# What’s the problem?

This is the last post in a series dedicated to exploring the problem of “penalty search”. Penalty search involves an ordered array: the first part of the array has values that do not satisfy some property, while the second part – the rest of the values – do satisfy the property. Testing a value for the property carries an index-dependent penalty, given by a cost function. We want to find the first value (lowest index) in the array that satisfies the property. The “total cost” of a search attempt is the total penalty spent looking for the value until it is found.

The goal is to devise an algorithm that searches the array with minimal expected total cost.

# Why is this interesting?

Besides being fun to wrestle with, this problem is interesting because it deals with a realistic physical situation: you need to find out the ideal timing for some process. Any time-dependent experiment can be modeled by this problem. Every time you try, you spend time, so the cost of the test is time being spent. The goal is to find the solution as quickly as possible, so we want to minimize the expected time spent searching for a solution.

# Linear cost – recap

The last post explored how a linear cost function affects the recursive difference equation that calculates the expected cost. Linear cost is interesting because first, it is easier to analyze, and second, because it fits problems where the penalty is the amount of time spent waiting to check a time-sensitive process.

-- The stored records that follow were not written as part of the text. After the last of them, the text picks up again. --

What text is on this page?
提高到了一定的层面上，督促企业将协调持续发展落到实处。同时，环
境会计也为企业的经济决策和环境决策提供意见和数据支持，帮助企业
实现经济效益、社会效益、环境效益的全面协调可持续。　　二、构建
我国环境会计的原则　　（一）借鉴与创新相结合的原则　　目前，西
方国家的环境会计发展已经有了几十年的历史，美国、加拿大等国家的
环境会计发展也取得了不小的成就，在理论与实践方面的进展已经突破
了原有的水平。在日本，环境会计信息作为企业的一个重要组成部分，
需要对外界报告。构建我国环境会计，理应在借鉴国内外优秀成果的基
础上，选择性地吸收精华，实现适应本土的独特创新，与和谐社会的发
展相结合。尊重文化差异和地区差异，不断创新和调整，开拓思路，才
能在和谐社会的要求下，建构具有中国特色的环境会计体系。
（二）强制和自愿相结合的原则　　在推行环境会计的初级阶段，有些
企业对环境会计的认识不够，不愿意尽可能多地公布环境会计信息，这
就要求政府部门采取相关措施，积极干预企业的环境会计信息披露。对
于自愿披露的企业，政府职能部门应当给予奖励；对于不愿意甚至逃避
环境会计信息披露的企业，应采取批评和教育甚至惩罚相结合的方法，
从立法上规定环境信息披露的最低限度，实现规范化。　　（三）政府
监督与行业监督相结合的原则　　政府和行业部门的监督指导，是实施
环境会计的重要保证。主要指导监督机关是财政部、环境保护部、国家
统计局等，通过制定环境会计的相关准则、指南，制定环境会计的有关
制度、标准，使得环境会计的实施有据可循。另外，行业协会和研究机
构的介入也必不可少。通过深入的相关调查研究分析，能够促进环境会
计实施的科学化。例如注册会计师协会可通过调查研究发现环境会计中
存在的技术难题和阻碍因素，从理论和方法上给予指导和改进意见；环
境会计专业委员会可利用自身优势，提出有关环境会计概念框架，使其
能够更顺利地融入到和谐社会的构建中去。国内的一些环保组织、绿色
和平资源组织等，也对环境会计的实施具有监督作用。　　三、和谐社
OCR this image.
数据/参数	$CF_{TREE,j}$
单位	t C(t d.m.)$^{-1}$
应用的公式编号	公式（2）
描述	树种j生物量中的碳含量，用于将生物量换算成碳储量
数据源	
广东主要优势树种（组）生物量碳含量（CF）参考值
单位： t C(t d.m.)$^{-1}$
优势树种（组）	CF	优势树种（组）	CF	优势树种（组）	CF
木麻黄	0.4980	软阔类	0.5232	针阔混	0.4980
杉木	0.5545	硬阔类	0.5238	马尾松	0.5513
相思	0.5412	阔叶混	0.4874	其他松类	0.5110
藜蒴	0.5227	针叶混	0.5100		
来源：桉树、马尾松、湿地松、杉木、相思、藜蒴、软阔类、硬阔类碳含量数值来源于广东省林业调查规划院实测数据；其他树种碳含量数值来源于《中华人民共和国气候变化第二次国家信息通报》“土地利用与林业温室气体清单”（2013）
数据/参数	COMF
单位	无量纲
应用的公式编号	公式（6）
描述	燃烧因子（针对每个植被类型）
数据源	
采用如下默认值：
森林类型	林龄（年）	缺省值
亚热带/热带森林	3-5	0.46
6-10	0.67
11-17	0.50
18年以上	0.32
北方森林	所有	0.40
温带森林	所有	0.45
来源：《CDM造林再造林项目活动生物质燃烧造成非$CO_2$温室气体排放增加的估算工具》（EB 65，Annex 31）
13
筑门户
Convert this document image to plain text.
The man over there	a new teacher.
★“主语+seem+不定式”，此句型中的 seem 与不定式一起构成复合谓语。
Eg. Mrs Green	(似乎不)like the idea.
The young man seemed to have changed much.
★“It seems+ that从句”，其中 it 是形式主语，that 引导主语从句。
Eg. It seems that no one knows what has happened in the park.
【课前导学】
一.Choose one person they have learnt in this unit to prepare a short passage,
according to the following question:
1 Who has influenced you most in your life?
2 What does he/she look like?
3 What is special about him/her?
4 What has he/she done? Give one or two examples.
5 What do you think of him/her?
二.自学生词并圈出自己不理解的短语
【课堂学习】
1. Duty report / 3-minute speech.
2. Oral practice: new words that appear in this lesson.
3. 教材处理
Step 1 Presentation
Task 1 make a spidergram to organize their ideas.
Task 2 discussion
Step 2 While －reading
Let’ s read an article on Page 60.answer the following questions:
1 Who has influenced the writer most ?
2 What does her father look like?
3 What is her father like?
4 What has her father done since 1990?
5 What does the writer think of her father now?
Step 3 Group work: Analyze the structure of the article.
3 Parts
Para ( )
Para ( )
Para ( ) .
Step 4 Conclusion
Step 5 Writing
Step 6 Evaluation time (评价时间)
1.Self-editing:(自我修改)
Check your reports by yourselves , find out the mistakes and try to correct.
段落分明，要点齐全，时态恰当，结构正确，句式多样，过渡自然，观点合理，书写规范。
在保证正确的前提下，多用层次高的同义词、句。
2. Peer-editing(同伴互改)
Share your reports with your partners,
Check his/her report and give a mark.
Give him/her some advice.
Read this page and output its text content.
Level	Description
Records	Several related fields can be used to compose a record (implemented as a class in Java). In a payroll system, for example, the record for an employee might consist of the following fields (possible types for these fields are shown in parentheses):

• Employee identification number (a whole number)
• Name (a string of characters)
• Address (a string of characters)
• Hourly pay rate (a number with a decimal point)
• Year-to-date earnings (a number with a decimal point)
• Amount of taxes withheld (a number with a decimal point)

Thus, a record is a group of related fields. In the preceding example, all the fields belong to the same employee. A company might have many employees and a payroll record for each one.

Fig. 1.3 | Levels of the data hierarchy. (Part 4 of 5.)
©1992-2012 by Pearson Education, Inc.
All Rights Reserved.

Analytically, the nice property of linear cost is that the size of the array being searched is what determines the cost (up to a constant), not the specific range of indexes. In that last post we took advantage of this translational quasi-invariance of a linear cost function to simplify the problem. After defining a couple of help functions we ended with the following equation:

$h(N)=N(at_N+b)+h(t_N+1)+h(N - t_N - 1)+a(N - t_N - 1)(t_N+1)$

Where:

• $N$ is the size of the region (array) that’s being searched
• $h(N)$ represents the expected cost of a region (almost – you need to divide by $N$ to get the actual cost)
• $t_N$ is the index that our algorithm decides to test in the current step
• and $at_N+b$ is the cost of testing at index $t_N$

# Constant ratio search

For linear cost, we expect the solution – the optimal search algorithm – to be somewhat similar to binary section search: we always pick a constant ratio (“section”) of the current range to pick our next search target. Although I can’t prove that this is a valid assumption, I think it’s interesting enough to see what the ratio should be if we do assume constant ratio search.

To begin, we define $t_N := \lfloor rN \rfloor$ where $r \in [0,1)$ (remember we are already assuming that the region is $[0,N-1]$). To make things simpler (though admittedly less precise) we’ll drop the floor notation and treat $rN$ as if it were an integer. Substituting in the last equation, we get:

$h(N)=N(arN +b)+h(rN +1)+h(N - rN - 1)+a(N- rN - 1)(rN +1)$

With a little simplification (saving time using Maxima) we get:

$h(N)=h(rN+1)+h((1-r)N-1)+(2ar-a r^2)N^2+(-2ar+b+a)N-a$

Notice that the two recursive references to the function $h$ nicely represent testing the left and right sub-regions around the split point $rN$. I’m personally not any closer to solving that equation, so here’s where we use approximations.

In the last post we saw that for $N=1$ the value must be zero. We can use this information to solve $N=2$:

$h(2)=h(2r+1)+h(2(1-r)-1)+4(2ar-ar^2)+2(a+b-2ar)-a$

Following the same logic as in that last post, we know that we can only split a region of size 2 into two subregions of size 1. This means $h$ must be referencing recursively calls to $h(1)$ twice. This limits the range of $r$:

$\lfloor 2r \rfloor +1=1$ and $2- \lfloor 2r \rfloor -1=1$

Implying:

$\lfloor 2r \rfloor =0 \implies r < 1/2$

Here we have a first result: we must split somewhere lower than the middle. Less than makes sense if our linear curve is increasing, such that $a>0$. I didn’t have time to go back and check, but I’m guessing I somewhere made that assumption implicitly along the way.

It also makes sense: if the cost is increasing linearly, the upper bound for a constant split ratio is the middle – which is exactly binary section when cost is constant (not increasing at all, $a=0$).

It’s an interesting exercise to plug values for $N$ and see where the bounds on $r$ go. I’m leaving that for another day, or for you to try.

That’s all. If you find interesting instances of this problem, let me know!